- Coat of arms
- Location of Nessetal within Gotha district
- Location of Nessetal
- Nessetal Nessetal
- Coordinates: 51°0′N 10°39′E﻿ / ﻿51.000°N 10.650°E
- Country: Germany
- State: Thuringia
- District: Gotha
- Subdivisions: 13

Government
- • Mayor (2019–25): Eva-Marie Schuchardt (FW)

Area
- • Total: 91.53 km^{2} (35.34 sq mi)
- Elevation: 285 m (935 ft)

Population (2023-12-31)
- • Total: 7,771
- • Density: 84.90/km^{2} (219.9/sq mi)
- Time zone: UTC+01:00 (CET)
- • Summer (DST): UTC+02:00 (CEST)
- Postal codes: 99869
- Dialling codes: 03621, 036254, 036255
- Vehicle registration: GTH
- Website: http://gemeinde-nessetal.de/

= Nessetal =

Nessetal (/de/, lit. 'Nesse Valley') is a municipality in the district of Gotha, in Thuringia, Germany.

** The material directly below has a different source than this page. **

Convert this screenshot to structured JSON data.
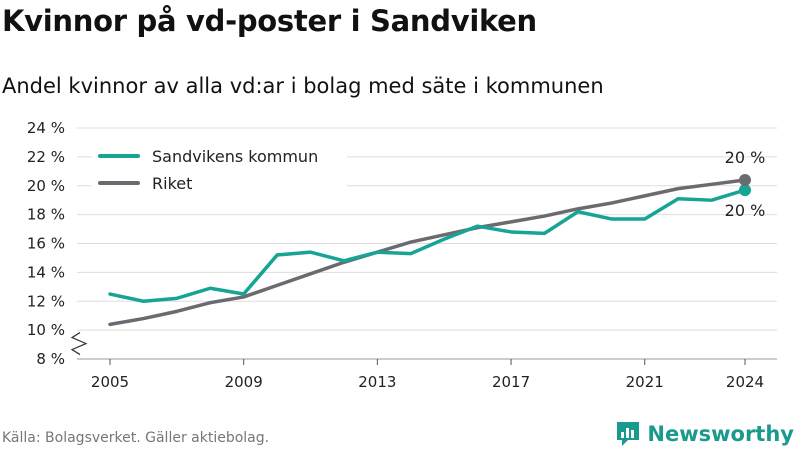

It was created with effect from 1 January 2019 by the merger of the former municipalities of Ballstädt, Brüheim, Bufleben, Friedrichswerth, Goldbach, Haina, Hochheim, Remstädt, Wangenheim, Warza and Westhausen. These former municipalities are now Ortschaften of the municipality Nessetal. The name refers to the river Nesse.